I'm "up to speed" on the Vikings' settlement at l'Anse aux Meadows in Northeastern Canada, and it appears the Polynesians, a seafaring people whose bodies show actual physical adaptation to long ocean voyages, may well have made landfall in South America (apparently there is DNA evidence of Native American contact among Easter Islanders). We do find the sweet potato, which originated in South America, cultivated across the Pacific.
That's it, as far as I'm concerned. Hyper-diffusionists in general give me gas, and you're welcome to read my post from several years ago on BYU professor John L. Sorenson's claims of "Biological evidence for pre-Columbian Old World/New World contacts." It's from the old site and can be found in the Short Topics section, #606. That's Part I, and Part II is still on my computer desktop. I'm a bit bored debunking LDS nonsense, honest, but I'll finish it one of these days.
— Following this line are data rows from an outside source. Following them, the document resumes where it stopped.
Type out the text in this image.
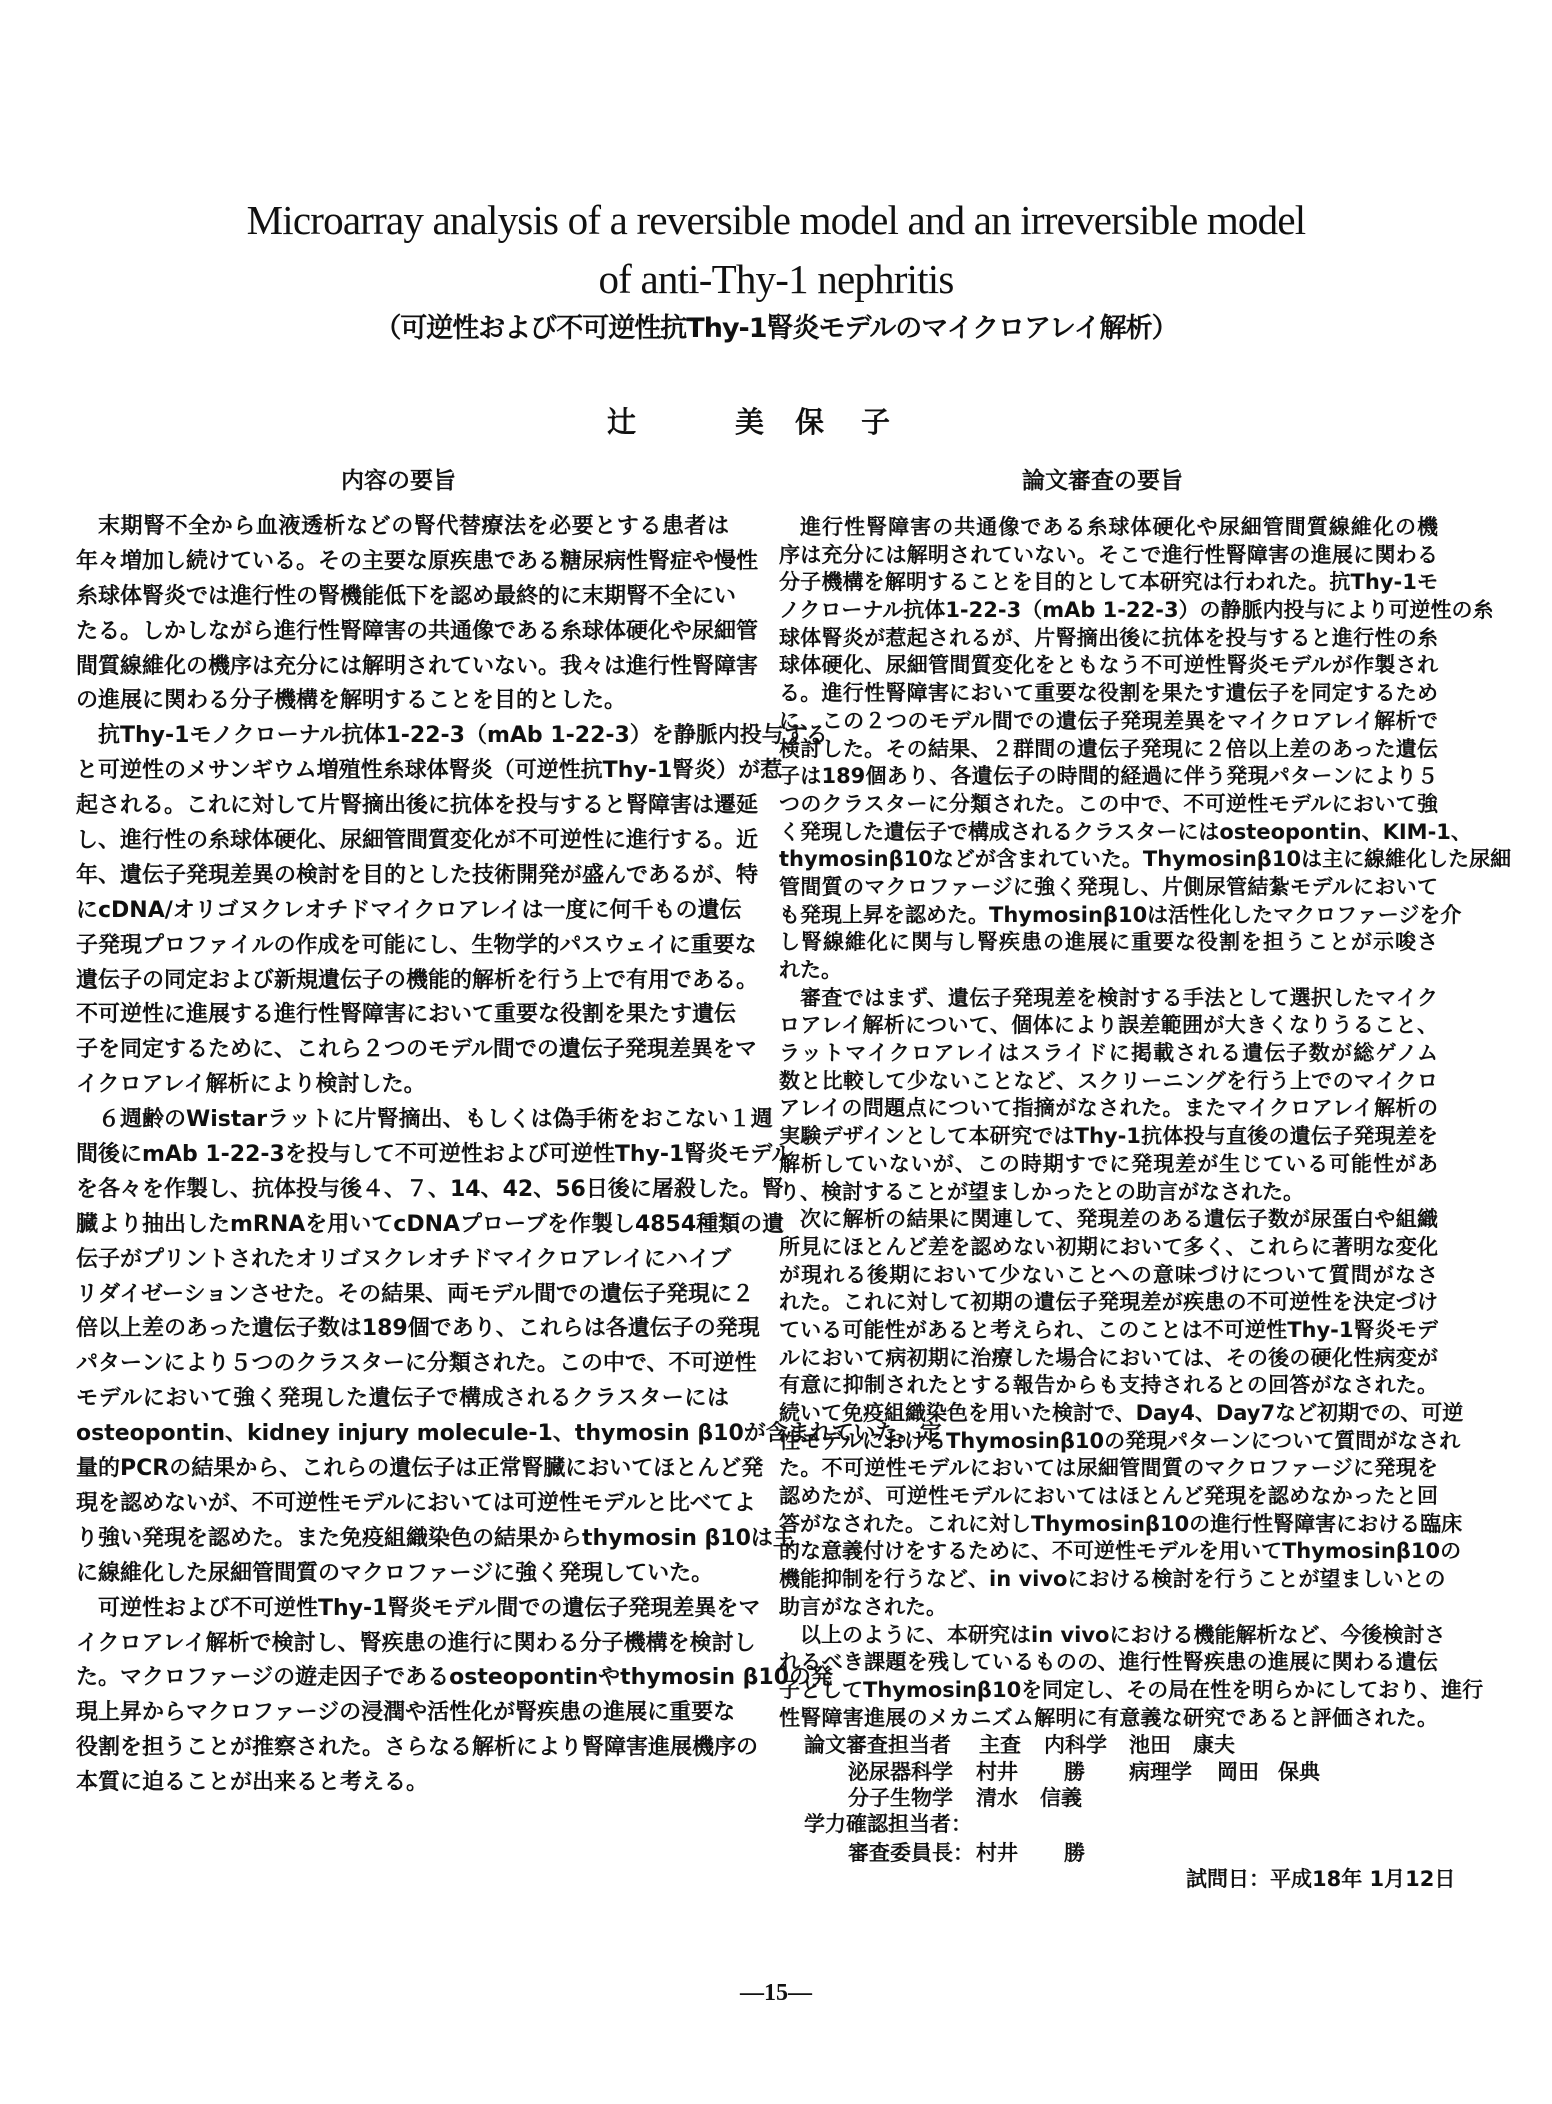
Microarray analysis of a reversible model and an irreversible model
of anti-Thy-1 nephritis
（可逆性および不可逆性抗Thy-1腎炎モデルのマイクロアレイ解析）
辻	美 保 子
内容の要旨	論文審査の要旨
末期腎不全から血液透析などの腎代替療法を必要とする患者は
年々増加し続けている。その主要な原疾患である糖尿病性腎症や慢性
糸球体腎炎では進行性の腎機能低下を認め最終的に末期腎不全にい
たる。しかしながら進行性腎障害の共通像である糸球体硬化や尿細管
間質線維化の機序は充分には解明されていない。我々は進行性腎障害
の進展に関わる分子機構を解明することを目的とした。
抗Thy-1モノクローナル抗体1-22-3（mAb 1-22-3）を静脈内投与する
と可逆性のメサンギウム増殖性糸球体腎炎（可逆性抗Thy-1腎炎）が惹
起される。これに対して片腎摘出後に抗体を投与すると腎障害は遷延
し、進行性の糸球体硬化、尿細管間質変化が不可逆性に進行する。近
年、遺伝子発現差異の検討を目的とした技術開発が盛んであるが、特
にcDNA/オリゴヌクレオチドマイクロアレイは一度に何千もの遺伝
子発現プロファイルの作成を可能にし、生物学的パスウェイに重要な
遺伝子の同定および新規遺伝子の機能的解析を行う上で有用である。
不可逆性に進展する進行性腎障害において重要な役割を果たす遺伝
子を同定するために、これら２つのモデル間での遺伝子発現差異をマ
イクロアレイ解析により検討した。
６週齢のWistarラットに片腎摘出、もしくは偽手術をおこない１週
間後にmAb 1-22-3を投与して不可逆性および可逆性Thy-1腎炎モデル
を各々を作製し、抗体投与後４、７、14、42、56日後に屠殺した。腎
臓より抽出したmRNAを用いてcDNAプローブを作製し4854種類の遺
伝子がプリントされたオリゴヌクレオチドマイクロアレイにハイブ
リダイゼーションさせた。その結果、両モデル間での遺伝子発現に２
倍以上差のあった遺伝子数は189個であり、これらは各遺伝子の発現
パターンにより５つのクラスターに分類された。この中で、不可逆性
モデルにおいて強く発現した遺伝子で構成されるクラスターには
osteopontin、kidney injury molecule-1、thymosin β10が含まれていた。定
量的PCRの結果から、これらの遺伝子は正常腎臓においてほとんど発
現を認めないが、不可逆性モデルにおいては可逆性モデルと比べてよ
り強い発現を認めた。また免疫組織染色の結果からthymosin β10は主
に線維化した尿細管間質のマクロファージに強く発現していた。
可逆性および不可逆性Thy-1腎炎モデル間での遺伝子発現差異をマ
イクロアレイ解析で検討し、腎疾患の進行に関わる分子機構を検討し
た。マクロファージの遊走因子であるosteopontinやthymosin β10の発
現上昇からマクロファージの浸潤や活性化が腎疾患の進展に重要な
役割を担うことが推察された。さらなる解析により腎障害進展機序の
本質に迫ることが出来ると考える。
進行性腎障害の共通像である糸球体硬化や尿細管間質線維化の機
序は充分には解明されていない。そこで進行性腎障害の進展に関わる
分子機構を解明することを目的として本研究は行われた。抗Thy-1モ
ノクローナル抗体1-22-3（mAb 1-22-3）の静脈内投与により可逆性の糸
球体腎炎が惹起されるが、片腎摘出後に抗体を投与すると進行性の糸
球体硬化、尿細管間質変化をともなう不可逆性腎炎モデルが作製され
る。進行性腎障害において重要な役割を果たす遺伝子を同定するため
に、この２つのモデル間での遺伝子発現差異をマイクロアレイ解析で
検討した。その結果、２群間の遺伝子発現に２倍以上差のあった遺伝
子は189個あり、各遺伝子の時間的経過に伴う発現パターンにより５
つのクラスターに分類された。この中で、不可逆性モデルにおいて強
く発現した遺伝子で構成されるクラスターにはosteopontin、KIM-1、
thymosinβ10などが含まれていた。Thymosinβ10は主に線維化した尿細
管間質のマクロファージに強く発現し、片側尿管結紮モデルにおいて
も発現上昇を認めた。Thymosinβ10は活性化したマクロファージを介
し腎線維化に関与し腎疾患の進展に重要な役割を担うことが示唆さ
れた。
審査ではまず、遺伝子発現差を検討する手法として選択したマイク
ロアレイ解析について、個体により誤差範囲が大きくなりうること、
ラットマイクロアレイはスライドに掲載される遺伝子数が総ゲノム
数と比較して少ないことなど、スクリーニングを行う上でのマイクロ
アレイの問題点について指摘がなされた。またマイクロアレイ解析の
実験デザインとして本研究ではThy-1抗体投与直後の遺伝子発現差を
解析していないが、この時期すでに発現差が生じている可能性があ
り、検討することが望ましかったとの助言がなされた。
次に解析の結果に関連して、発現差のある遺伝子数が尿蛋白や組織
所見にほとんど差を認めない初期において多く、これらに著明な変化
が現れる後期において少ないことへの意味づけについて質問がなさ
れた。これに対して初期の遺伝子発現差が疾患の不可逆性を決定づけ
ている可能性があると考えられ、このことは不可逆性Thy-1腎炎モデ
ルにおいて病初期に治療した場合においては、その後の硬化性病変が
有意に抑制されたとする報告からも支持されるとの回答がなされた。
続いて免疫組織染色を用いた検討で、Day4、Day7など初期での、可逆
性モデルにおけるThymosinβ10の発現パターンについて質問がなされ
た。不可逆性モデルにおいては尿細管間質のマクロファージに発現を
認めたが、可逆性モデルにおいてはほとんど発現を認めなかったと回
答がなされた。これに対しThymosinβ10の進行性腎障害における臨床
的な意義付けをするために、不可逆性モデルを用いてThymosinβ10の
機能抑制を行うなど、in vivoにおける検討を行うことが望ましいとの
助言がなされた。
以上のように、本研究はin vivoにおける機能解析など、今後検討さ
れるべき課題を残しているものの、進行性腎疾患の進展に関わる遺伝
子としてThymosinβ10を同定し、その局在性を明らかにしており、進行
性腎障害進展のメカニズム解明に有意義な研究であると評価された。
論文審査担当者 主査 内科学 池田 康夫
泌尿器科学 村井 勝 病理学 岡田 保典
分子生物学 清水 信義
学力確認担当者：
審査委員長： 村井 勝
試問日：平成18年 1月12日
—15—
However, the claim you just mentioned was apparently featured in Nature magazine and involved some "evidence" of ancient hominids (presumably that's where your "Neanderthals" idea comes from, but given what we know about where those folks lived, my view is would've had to be another species of hominid).
Here you go (big time bullchip warning); another RFM colleague sent it to me, and he and I share the view that it won't survive long before it is utterly debunked by the peer review process.
http://www.nature.com/nature/journal/v544/n7651/full/nature22065.htmlhttps://www.scientificamerican.com/article/ancient-bones-spark-fresh-debate-over-first-humans-in-the-americas/?WT.mc_id=SA_TW_EVO_NEWS>A study of remains found in southern California puts an unknown human species in the New World more than 100,000 years earlier than expected—but critics aren’t buying it
My take is the "remains" which SA implies were hominid--they weren't--can be explained by "natural causes," and the stone articles are "geo-facts," i.e. stones that resemble tools but were produced by natural events rather than man-made.
One expert on this subject is Gary Haynes, now retired but fomerly at the University of Reno. He did extensive work on elephant bones in Africa and showed how what looked liked "butchering" wasn't. I corresponded with him last fall, and like me, he doesn't believe Monte Verde is as ancient as the "blue ribbon committee" claimed it was. Other very credible sorts in the archeology community including Anna C. Roosevelt, Stuard Fiedel, Dina Dincauze, and C. Vance Haynes agree with that point of view. Roosevelt's video is available on YouTube.
Of course I'm just a "science reporter," but it is an area I have a strong interest in, and I did help Simon edit his contribution to the peer-reviewed online "Global History of Human Migration."
Sea-faring Homo Erectus? Sheesh, Von Däniken's spaceships are almost more believable.